Freedom of religion in Algeria
Freedom of religion in Algeria is regulated by the Algerian Constitution, which declares Islam to be the state religion (Article 2) but also declares that "freedom of creed and opinion is inviolable" (Article 36); it prohibits discrimination, Article 29 states "All citizens are equal before the law. No discrimination shall prevail because of birth, race, sex, opinion or any other personal or social condition or circumstance". In practice, the government generally respects this, with some limited exceptions. The government follows a de facto policy of tolerance by allowing, in limited instances, the conduct of religious services by non-Muslim faiths in the capital which are open to the public.
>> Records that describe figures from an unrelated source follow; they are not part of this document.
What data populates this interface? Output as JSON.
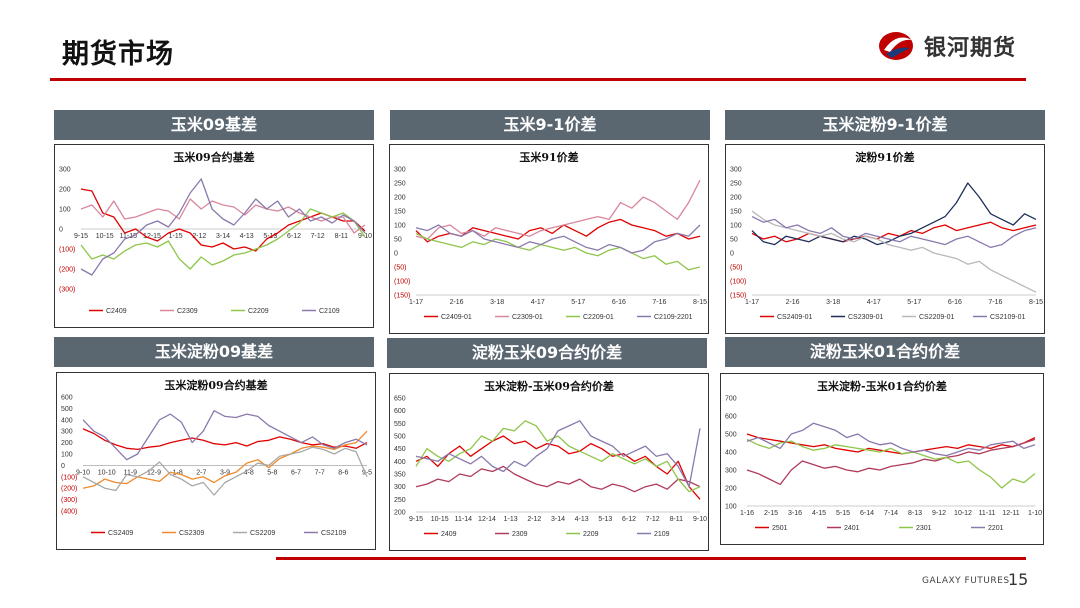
{
  "page": {
    "title": "期货市场",
    "brand": "银河期货",
    "footer": "GALAXY FUTURES",
    "page_number": "15"
  },
  "colors": {
    "accent": "#c00000",
    "header_bg": "#5a6670"
  },
  "panels": [
    {
      "header": "玉米09基差"
    },
    {
      "header": "玉米9-1价差"
    },
    {
      "header": "玉米淀粉9-1价差"
    },
    {
      "header": "玉米淀粉09基差"
    },
    {
      "header": "淀粉玉米09合约价差"
    },
    {
      "header": "淀粉玉米01合约价差"
    }
  ],
  "chart_data": [
    {
      "type": "line",
      "title": "玉米09合约基差",
      "ylim": [
        -300,
        300
      ],
      "yticks": [
        -300,
        -200,
        -100,
        0,
        100,
        200,
        300
      ],
      "xticks": [
        "9-15",
        "10-15",
        "11-15",
        "12-15",
        "1-15",
        "2-12",
        "3-14",
        "4-13",
        "5-13",
        "6-12",
        "7-12",
        "8-11",
        "9-10"
      ],
      "xaxis_at": 0,
      "series": [
        {
          "name": "C2409",
          "color": "#e00000",
          "values": [
            200,
            190,
            80,
            60,
            -20,
            0,
            -40,
            -60,
            -20,
            0,
            -20,
            -80,
            -90,
            -70,
            -100,
            -90,
            -110,
            -50,
            -20,
            20,
            40,
            60,
            80,
            60,
            40,
            40,
            -10
          ]
        },
        {
          "name": "C2309",
          "color": "#d9869a",
          "values": [
            100,
            120,
            60,
            140,
            50,
            60,
            80,
            100,
            90,
            50,
            150,
            100,
            140,
            120,
            110,
            70,
            120,
            100,
            90,
            110,
            80,
            60,
            40,
            60,
            60,
            -20,
            20
          ]
        },
        {
          "name": "C2209",
          "color": "#8fc54a",
          "values": [
            -80,
            -150,
            -130,
            -150,
            -110,
            -80,
            -70,
            -90,
            -60,
            -150,
            -200,
            -140,
            -180,
            -160,
            -130,
            -120,
            -100,
            -80,
            -50,
            -10,
            30,
            100,
            80,
            60,
            80,
            40,
            -40
          ]
        },
        {
          "name": "C2109",
          "color": "#8a79ad",
          "values": [
            -200,
            -230,
            -150,
            -120,
            -50,
            -30,
            20,
            40,
            10,
            80,
            180,
            250,
            100,
            50,
            20,
            80,
            150,
            100,
            140,
            60,
            100,
            40,
            60,
            30,
            70,
            40,
            -20
          ]
        }
      ]
    },
    {
      "type": "line",
      "title": "玉米91价差",
      "ylim": [
        -150,
        300
      ],
      "yticks": [
        -150,
        -100,
        -50,
        0,
        50,
        100,
        150,
        200,
        250,
        300
      ],
      "xticks": [
        "1-17",
        "2-16",
        "3-18",
        "4-17",
        "5-17",
        "6-16",
        "7-16",
        "8-15"
      ],
      "xaxis_at": -150,
      "series": [
        {
          "name": "C2409-01",
          "color": "#e00000",
          "values": [
            80,
            40,
            60,
            70,
            60,
            90,
            80,
            70,
            60,
            50,
            80,
            90,
            70,
            100,
            80,
            60,
            90,
            110,
            120,
            100,
            90,
            80,
            60,
            70,
            50,
            60
          ]
        },
        {
          "name": "C2309-01",
          "color": "#d9869a",
          "values": [
            60,
            50,
            90,
            100,
            70,
            80,
            60,
            90,
            80,
            70,
            60,
            80,
            90,
            100,
            110,
            120,
            130,
            120,
            180,
            160,
            200,
            180,
            150,
            120,
            180,
            260
          ]
        },
        {
          "name": "C2209-01",
          "color": "#8fc54a",
          "values": [
            70,
            50,
            40,
            30,
            20,
            40,
            30,
            50,
            40,
            20,
            10,
            30,
            20,
            10,
            20,
            0,
            -10,
            10,
            20,
            0,
            -20,
            -10,
            -40,
            -30,
            -60,
            -50
          ]
        },
        {
          "name": "C2109-2201",
          "color": "#8a79ad",
          "values": [
            90,
            80,
            100,
            70,
            60,
            80,
            50,
            40,
            30,
            20,
            40,
            30,
            50,
            60,
            40,
            20,
            10,
            30,
            20,
            0,
            10,
            40,
            50,
            70,
            60,
            100
          ]
        }
      ]
    },
    {
      "type": "line",
      "title": "淀粉91价差",
      "ylim": [
        -150,
        300
      ],
      "yticks": [
        -150,
        -100,
        -50,
        0,
        50,
        100,
        150,
        200,
        250,
        300
      ],
      "xticks": [
        "1-17",
        "2-16",
        "3-18",
        "4-17",
        "5-17",
        "6-16",
        "7-16",
        "8-15"
      ],
      "xaxis_at": -150,
      "series": [
        {
          "name": "CS2409-01",
          "color": "#e00000",
          "values": [
            70,
            50,
            60,
            40,
            50,
            70,
            60,
            50,
            40,
            50,
            60,
            50,
            70,
            60,
            80,
            70,
            90,
            100,
            80,
            90,
            100,
            110,
            90,
            80,
            90,
            100
          ]
        },
        {
          "name": "CS2309-01",
          "color": "#1f2f5a",
          "values": [
            80,
            40,
            30,
            60,
            50,
            40,
            60,
            50,
            40,
            60,
            50,
            30,
            40,
            60,
            70,
            90,
            110,
            130,
            180,
            250,
            200,
            140,
            120,
            100,
            140,
            120
          ]
        },
        {
          "name": "CS2209-01",
          "color": "#b8b8b8",
          "values": [
            150,
            120,
            100,
            90,
            80,
            70,
            60,
            70,
            50,
            40,
            60,
            50,
            30,
            20,
            10,
            20,
            0,
            -10,
            -20,
            -40,
            -30,
            -60,
            -80,
            -100,
            -120,
            -140
          ]
        },
        {
          "name": "CS2109-01",
          "color": "#8a79ad",
          "values": [
            130,
            110,
            120,
            90,
            100,
            80,
            70,
            90,
            60,
            50,
            70,
            60,
            50,
            40,
            60,
            50,
            40,
            30,
            50,
            60,
            40,
            20,
            30,
            60,
            80,
            90
          ]
        }
      ]
    },
    {
      "type": "line",
      "title": "玉米淀粉09合约基差",
      "ylim": [
        -400,
        600
      ],
      "yticks": [
        -400,
        -300,
        -200,
        -100,
        0,
        100,
        200,
        300,
        400,
        500,
        600
      ],
      "xticks": [
        "9-10",
        "10-10",
        "11-9",
        "12-9",
        "1-8",
        "2-7",
        "3-9",
        "4-8",
        "5-8",
        "6-7",
        "7-7",
        "8-6",
        "9-5"
      ],
      "xaxis_at": 0,
      "series": [
        {
          "name": "CS2409",
          "color": "#e00000",
          "values": [
            320,
            280,
            220,
            180,
            150,
            140,
            160,
            170,
            200,
            220,
            240,
            220,
            190,
            180,
            200,
            170,
            210,
            220,
            250,
            230,
            200,
            180,
            190,
            160,
            170,
            150,
            200
          ]
        },
        {
          "name": "CS2309",
          "color": "#f08a2a",
          "values": [
            -200,
            -180,
            -120,
            -150,
            -160,
            -100,
            -120,
            -140,
            -60,
            -80,
            -120,
            -100,
            -150,
            -90,
            -60,
            20,
            50,
            -20,
            60,
            100,
            150,
            170,
            160,
            140,
            180,
            200,
            300
          ]
        },
        {
          "name": "CS2209",
          "color": "#a8a8a8",
          "values": [
            -100,
            -150,
            -200,
            -220,
            -80,
            -100,
            -50,
            30,
            -80,
            -120,
            -180,
            -150,
            -260,
            -150,
            -100,
            -50,
            20,
            0,
            80,
            100,
            120,
            160,
            140,
            100,
            150,
            120,
            -100
          ]
        },
        {
          "name": "CS2109",
          "color": "#8a79ad",
          "values": [
            400,
            300,
            250,
            150,
            50,
            100,
            250,
            400,
            450,
            380,
            200,
            300,
            480,
            430,
            420,
            450,
            430,
            350,
            300,
            250,
            200,
            250,
            180,
            150,
            200,
            230,
            180
          ]
        }
      ]
    },
    {
      "type": "line",
      "title": "玉米淀粉-玉米09合约价差",
      "ylim": [
        200,
        650
      ],
      "yticks": [
        200,
        250,
        300,
        350,
        400,
        450,
        500,
        550,
        600,
        650
      ],
      "xticks": [
        "9-15",
        "10-15",
        "11-14",
        "12-14",
        "1-13",
        "2-12",
        "3-14",
        "4-13",
        "5-13",
        "6-12",
        "7-12",
        "8-11",
        "9-10"
      ],
      "xaxis_at": 200,
      "series": [
        {
          "name": "2409",
          "color": "#e00000",
          "values": [
            400,
            420,
            380,
            430,
            460,
            420,
            450,
            480,
            500,
            470,
            480,
            450,
            470,
            460,
            430,
            440,
            470,
            450,
            420,
            430,
            400,
            420,
            380,
            350,
            400,
            300,
            250
          ]
        },
        {
          "name": "2309",
          "color": "#b03a5a",
          "values": [
            300,
            310,
            330,
            320,
            350,
            340,
            370,
            360,
            380,
            350,
            330,
            310,
            300,
            320,
            310,
            330,
            300,
            290,
            310,
            300,
            280,
            300,
            310,
            290,
            330,
            320,
            300
          ]
        },
        {
          "name": "2209",
          "color": "#8fc54a",
          "values": [
            380,
            450,
            420,
            400,
            430,
            450,
            500,
            480,
            530,
            520,
            560,
            540,
            480,
            500,
            460,
            440,
            420,
            400,
            430,
            410,
            390,
            410,
            380,
            400,
            330,
            280,
            300
          ]
        },
        {
          "name": "2109",
          "color": "#8a79ad",
          "values": [
            420,
            410,
            400,
            430,
            410,
            390,
            420,
            380,
            360,
            400,
            380,
            420,
            450,
            520,
            540,
            560,
            500,
            480,
            460,
            420,
            440,
            460,
            420,
            430,
            380,
            300,
            530
          ]
        }
      ]
    },
    {
      "type": "line",
      "title": "玉米淀粉-玉米01合约价差",
      "ylim": [
        100,
        700
      ],
      "yticks": [
        100,
        200,
        300,
        400,
        500,
        600,
        700
      ],
      "xticks": [
        "1-16",
        "2-15",
        "3-16",
        "4-15",
        "5-15",
        "6-14",
        "7-14",
        "8-13",
        "9-12",
        "10-12",
        "11-11",
        "12-11",
        "1-10"
      ],
      "xaxis_at": 100,
      "series": [
        {
          "name": "2501",
          "color": "#e00000",
          "values": [
            500,
            480,
            470,
            460,
            450,
            440,
            430,
            440,
            420,
            410,
            400,
            420,
            410,
            400,
            390,
            400,
            410,
            420,
            430,
            420,
            440,
            430,
            420,
            440,
            430,
            450,
            480
          ]
        },
        {
          "name": "2401",
          "color": "#b03a5a",
          "values": [
            300,
            280,
            250,
            220,
            300,
            350,
            330,
            310,
            320,
            300,
            290,
            310,
            300,
            320,
            330,
            340,
            360,
            350,
            370,
            380,
            400,
            390,
            410,
            420,
            430,
            450,
            470
          ]
        },
        {
          "name": "2301",
          "color": "#8fc54a",
          "values": [
            470,
            440,
            420,
            450,
            460,
            430,
            410,
            420,
            440,
            430,
            420,
            410,
            400,
            420,
            390,
            400,
            380,
            360,
            370,
            340,
            350,
            300,
            260,
            200,
            250,
            230,
            280
          ]
        },
        {
          "name": "2201",
          "color": "#8a79ad",
          "values": [
            460,
            480,
            450,
            420,
            500,
            520,
            560,
            540,
            520,
            480,
            500,
            460,
            440,
            450,
            420,
            400,
            410,
            390,
            380,
            400,
            420,
            410,
            440,
            450,
            460,
            420,
            440
          ]
        }
      ]
    }
  ]
}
The small Christian and tiny Jewish populations generally practice their faiths without government interference. The law does not recognize marriages between Muslim women and non-Muslim men; it does however recognise marriages between Muslim men and non-Muslim women. By law, children follow the religion of their fathers, even if they are born abroad and are citizens of their (non-Muslim) country of birth.
The Government of Algeria appoints imams to mosques and provides general guidance on sermons. However, during the period covered by this report there were reports that adherents replaced government-appointed imams with ones whose views more closely aligned to the sentiments of local practitioners. The Government monitors activities in mosques for possible security-related offenses, bars the use of mosques as public meeting places outside of regular prayer hours, and convokes imams to the Ministry of Religious Affairs for "disciplinary action" when warranted.
Amendments to the Penal Code in 2001 established strict punishments, including fines and prison sentences, for anyone other than a government-designated imam who preaches in a mosque. The Ministry of Religious Affairs coordinated with imams in certain regions to reduce religious extremism following reports that Salafist members called for the boycott of specific prayers, the division of mosques between Salafi and non-Salafi members, and the right to lead religious lessons and hold religious seminars. Harsher punishments were established for any person, including government-designated imams, if such persons act "against the noble nature of the mosque" or act in a manner "likely to offend public cohesion." The amendments do not specify what actions would constitute such acts. By law, the Government is allowed to pre-screen religious sermons before they are delivered publicly. However, in practice the Government generally reviews sermons after the fact. The Government's right of review has not been exercised among non-Islamic faiths.
In 2003, the Government sanctioned a number of imams for inflammatory sermons following the May 21 earthquake and for interpretations of the Qur'an "likely to offend public cohesion." The Ministry of Religious Affairs provides some financial support to mosques and during the period covered by this report sought to expand its control over the training of imams through a government-run Islamic educational institute. At the end of the period covered by this report, no school had actually been established.
Religion plays an important role in Algerian society, making it relatively homogeneous. For the average Algerian, being Algerian means being Muslim. However, this is not always so.
People without religious affiliation tend to be particularly numerous in Kabylie (a Kabyle-speaking area) where they are generally tolerated and sometimes supported; notably, Matoub Lounes is widely seen as a hero among Kabyles, despite (or because of) his lack of religion. In most other areas of the country, the non-religious tend to be more discreet.
Muslim women cannot marry non-Muslim men (Algerian Family Code I.II.31), and apostates are disinherited (Family Code III.I.138). A marriage is legally nullified by the apostasy of the husband (presumably from Islam, although this is not specified; Family Code I.III.33).
The majority of cases of harassment and security threats against non-Muslims come from the now nearly destroyed Armed Islamic Group, an organization fighting the government who are determined to rid the country of those who do not share their extremist interpretation of Islam. However, a majority of the population subscribes to Islamic precepts of tolerance in religious beliefs. Moderate Islamist religious and political leaders have criticized publicly acts of violence committed in the name of Islam.
Missionary groups are permitted to conduct humanitarian activities without government interference as long as they are discreet and do not proselytize openly. If they do, they are sometimes arrested and sometimes left alone. Many of the "home churches" in which Christians worship are in contact with the Government, and none report being intimidated or threatened.
Eating in public during Ramadan (particularly for people who "look Muslim") is legal but attracts public hostility in most areas, except for some areas of Kabylie; most restaurants close during Ramadan.
"Offending the Prophet," however, is still a criminal charge. If indicted, the defendant faces up to five years' imprisonment and a heavy fine (Abdelkarim Siaghi case - May 2011).
In general noncitizens who practice faiths other than Islam enjoy a high level of tolerance within society; however, citizens who renounce Islam generally are ostracized by their families and shunned by their neighbors. The Government generally does not become involved in such disputes. Converts also expose themselves to the risk of attack by radical extremists.